Never has a game been more deserving of some real big numbers than Stardew Valley, as we found out today Eric “ConcernedApe” Barone’s brilliant farming RPG has sold more than 10 million copies worldwide across all platforms.
There was no announcement from the solo dev to shout the good news from the rooftops, not even a cinematic trailer or overenthusiastic Tweet. It’s simply mentioned in the end of a paragraph on Stardew’s press page.
We don’t know exactly how long that 10 million figure has been floating about, as there isn’t a date on the page – but it’s a stellar achievement nonetheless, and absolutely one worth celebrating.
In the four years since Stardew Valley’s PC debut, we’ve seen a bunch of updates with all kinds new and improved content, like being able to change your type of farm, or letting your spouse actually leave the house. On top of that, it’s been released on console and mobile platforms, formed a great modding scene, and even added multiplayer so we could share our agriculture with friends.
I’ve spent hundreds of hours in this game, and I’m really not surprised it’s hit the 10 million milestone. Last year, it got its biggest update yet, so naturally, I spent even more time playing it because it introduced a bunch of new story content, as well as new areas to explore. And it’s all great! But now I’ve been thinking about it too much and the little opening song from the title screen is stuck in my head (it is making me quite happy though).

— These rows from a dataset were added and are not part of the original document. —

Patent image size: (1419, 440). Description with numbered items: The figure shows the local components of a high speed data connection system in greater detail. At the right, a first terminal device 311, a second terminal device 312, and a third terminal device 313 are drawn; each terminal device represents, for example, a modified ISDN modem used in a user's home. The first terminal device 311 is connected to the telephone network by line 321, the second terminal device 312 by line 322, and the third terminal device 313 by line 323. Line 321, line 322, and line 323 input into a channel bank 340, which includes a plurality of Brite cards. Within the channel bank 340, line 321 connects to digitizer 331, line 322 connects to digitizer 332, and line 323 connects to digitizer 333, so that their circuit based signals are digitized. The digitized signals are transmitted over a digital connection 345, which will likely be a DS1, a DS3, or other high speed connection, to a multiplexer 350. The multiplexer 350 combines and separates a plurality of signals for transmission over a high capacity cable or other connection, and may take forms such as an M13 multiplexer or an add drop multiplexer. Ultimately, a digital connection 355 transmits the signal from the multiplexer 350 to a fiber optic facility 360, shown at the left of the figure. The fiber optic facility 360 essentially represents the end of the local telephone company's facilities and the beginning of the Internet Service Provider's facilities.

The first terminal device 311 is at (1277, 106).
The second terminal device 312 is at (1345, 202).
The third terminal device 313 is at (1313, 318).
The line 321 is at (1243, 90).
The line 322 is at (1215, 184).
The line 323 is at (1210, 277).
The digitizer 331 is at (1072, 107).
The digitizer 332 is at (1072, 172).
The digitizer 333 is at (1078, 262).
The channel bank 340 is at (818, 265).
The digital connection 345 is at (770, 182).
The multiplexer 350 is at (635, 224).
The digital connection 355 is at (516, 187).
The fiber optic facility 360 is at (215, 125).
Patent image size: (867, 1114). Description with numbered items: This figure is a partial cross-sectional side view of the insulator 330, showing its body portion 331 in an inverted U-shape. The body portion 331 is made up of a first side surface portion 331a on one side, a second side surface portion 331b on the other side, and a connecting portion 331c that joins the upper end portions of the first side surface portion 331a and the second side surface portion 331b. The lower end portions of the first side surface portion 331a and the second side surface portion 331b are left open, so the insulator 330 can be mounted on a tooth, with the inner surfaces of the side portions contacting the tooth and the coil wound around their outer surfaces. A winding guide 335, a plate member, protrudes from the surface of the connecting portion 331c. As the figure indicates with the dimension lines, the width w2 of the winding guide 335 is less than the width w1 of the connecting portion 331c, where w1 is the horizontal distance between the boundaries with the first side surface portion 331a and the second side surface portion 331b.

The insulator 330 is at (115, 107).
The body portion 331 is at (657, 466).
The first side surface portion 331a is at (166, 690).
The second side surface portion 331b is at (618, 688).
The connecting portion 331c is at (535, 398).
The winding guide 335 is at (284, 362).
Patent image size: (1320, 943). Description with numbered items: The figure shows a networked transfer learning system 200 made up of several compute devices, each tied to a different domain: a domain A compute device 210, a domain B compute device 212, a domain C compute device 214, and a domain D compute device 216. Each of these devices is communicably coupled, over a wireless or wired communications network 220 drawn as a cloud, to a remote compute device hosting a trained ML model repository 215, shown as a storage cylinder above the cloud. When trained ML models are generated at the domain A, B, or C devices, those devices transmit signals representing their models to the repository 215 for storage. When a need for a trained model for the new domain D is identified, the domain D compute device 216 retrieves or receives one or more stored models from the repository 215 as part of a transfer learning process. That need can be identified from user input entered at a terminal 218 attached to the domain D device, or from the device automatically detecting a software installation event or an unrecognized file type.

In Steven Messner’s Stardew Valley review from 2016, his comments on the game are just as relevant now as they were back then:
“There’s a coherence of design that balances so many moving parts and activities, tempting you with each of them while never allowing you to accomplish all of them in a day, giving Stardew Valley a great sense of anticipation for each new morning. This boundless enthusiasm is further driven by a wonderful soundtrack and pixel art that evokes nostalgia while feeling well suited to the rest of Stardew Valley’s simple charms.
“Stardew Valley is the rare kind of imitation that breaks free of the boundaries of its inspiration, becoming more than just a clone but an experience that thrives independent of its origins.”